Delphine, our specialist in culture and outstanding receptionist, introduces her creative crush: Erwin Redl, an “enlightened” Austrian artist who works with LED lights. Immersion in his first exhibition in Paris “Light matters” at the EDF Foundation.

 

I find Paris amazing. It seems I can never get to know enough about it. This vibrant and continuously changing city keeps you walking around in its endless transformations. That city which adopted me 8 years ago has once again led me to a place I did not know. An original exhibition called Light Matters took me to the EDF Foundation, a former electrical substation that has hosted cultural events since 1990.  That’s where I discovered the Austrian artist Erwin Redl.

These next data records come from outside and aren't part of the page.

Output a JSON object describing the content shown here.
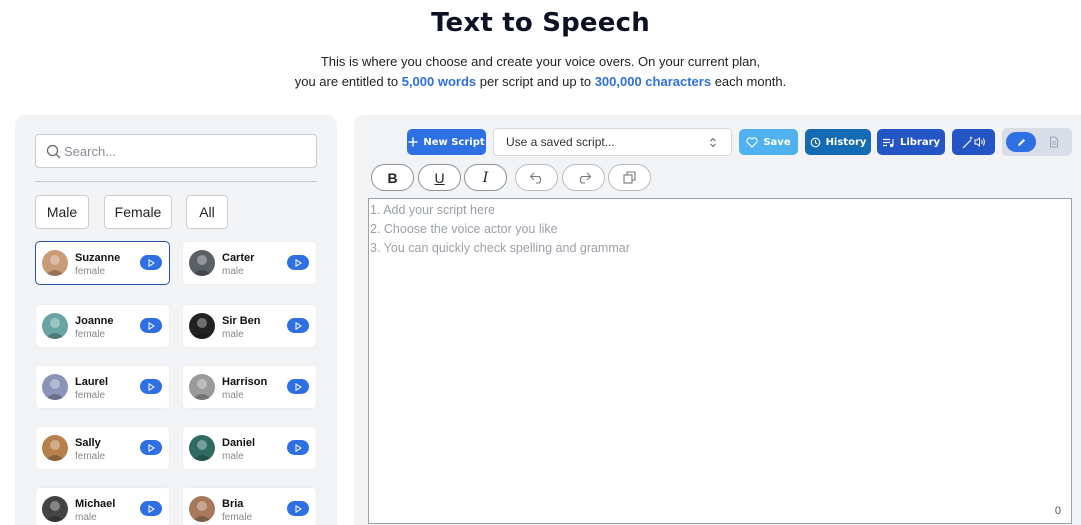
{
  "header": {
    "title": "Text to Speech",
    "subtitle_line1": "This is where you choose and create your voice overs. On your current plan,",
    "subtitle_pre": "you are entitled to",
    "words_limit": "5,000 words",
    "subtitle_mid": "per script and up to",
    "chars_limit": "300,000 characters",
    "subtitle_post": "each month."
  },
  "sidebar": {
    "search_placeholder": "Search...",
    "filters": [
      {
        "label": "Male"
      },
      {
        "label": "Female"
      },
      {
        "label": "All"
      }
    ],
    "voices": [
      {
        "name": "Suzanne",
        "gender": "female",
        "selected": true,
        "avatar_color": "#c89a76"
      },
      {
        "name": "Carter",
        "gender": "male",
        "avatar_color": "#5b5f66"
      },
      {
        "name": "Joanne",
        "gender": "female",
        "avatar_color": "#6aa3a3"
      },
      {
        "name": "Sir Ben",
        "gender": "male",
        "avatar_color": "#222222"
      },
      {
        "name": "Laurel",
        "gender": "female",
        "avatar_color": "#8a94b8"
      },
      {
        "name": "Harrison",
        "gender": "male",
        "avatar_color": "#9a9a9a"
      },
      {
        "name": "Sally",
        "gender": "female",
        "avatar_color": "#b7804d"
      },
      {
        "name": "Daniel",
        "gender": "male",
        "avatar_color": "#2f6b63"
      },
      {
        "name": "Michael",
        "gender": "male",
        "avatar_color": "#444444"
      },
      {
        "name": "Bria",
        "gender": "female",
        "avatar_color": "#a7785a"
      }
    ]
  },
  "toolbar": {
    "new_script": "New Script",
    "script_select_value": "Use a saved script...",
    "save": "Save",
    "history": "History",
    "library": "Library"
  },
  "editor": {
    "placeholder": "1. Add your script here\n2. Choose the voice actor you like\n3. You can quickly check spelling and grammar",
    "char_count": "0",
    "bold": "B",
    "underline": "U",
    "italic": "I"
  },
  "colors": {
    "accent": "#2f6fe4",
    "save": "#4fb2ef",
    "history": "#156bb3",
    "library": "#2455c4",
    "panel": "#f2f3f5"
  }
}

Once at the Foundation, I go through the main door and into the exhibition room. The two-floored art installation was created for the place. Ranges of suspended LED lights cover the entire room from floor to ceiling. I take a moment to find my way and identify that space filled with lights. Then I dare step into the “matrix”. First, a blue light. I am floating in outer space, time is suspended. Waves of light, I am in the ocean.

 

The light changes. It sways and creates waves. It switches from blue to purple and red. The red is sharp and moves forward like a relentless wall. It covers the room scanning the space. The light runs over me. It runs over the people around me. We have become immaterial.

Erwin Redl plays with light and the architecture of the rooms. His art installations made of thousands of LED lights take us into another dimension…The exhibition room has become the artwork. We have become the artwork.

 

What I like most about this artist is his ability to make you forget your own body putting it at the heart of his installation. The light, the place, the visitors are part of a whole. There are no boundaries anymore between the artwork and the one watching it. Erwin Redl likes to make his installations totally immersive. The boundary between what is real and what is virtual is erased.

 

After studying electronic music, he moved to New York to study digital art. His art is highly praised in the US and has been displayed at the Madison Square Park and at the Whitney Biennial. His work questions the conception of artwork in the digital era and the place of human beings in art.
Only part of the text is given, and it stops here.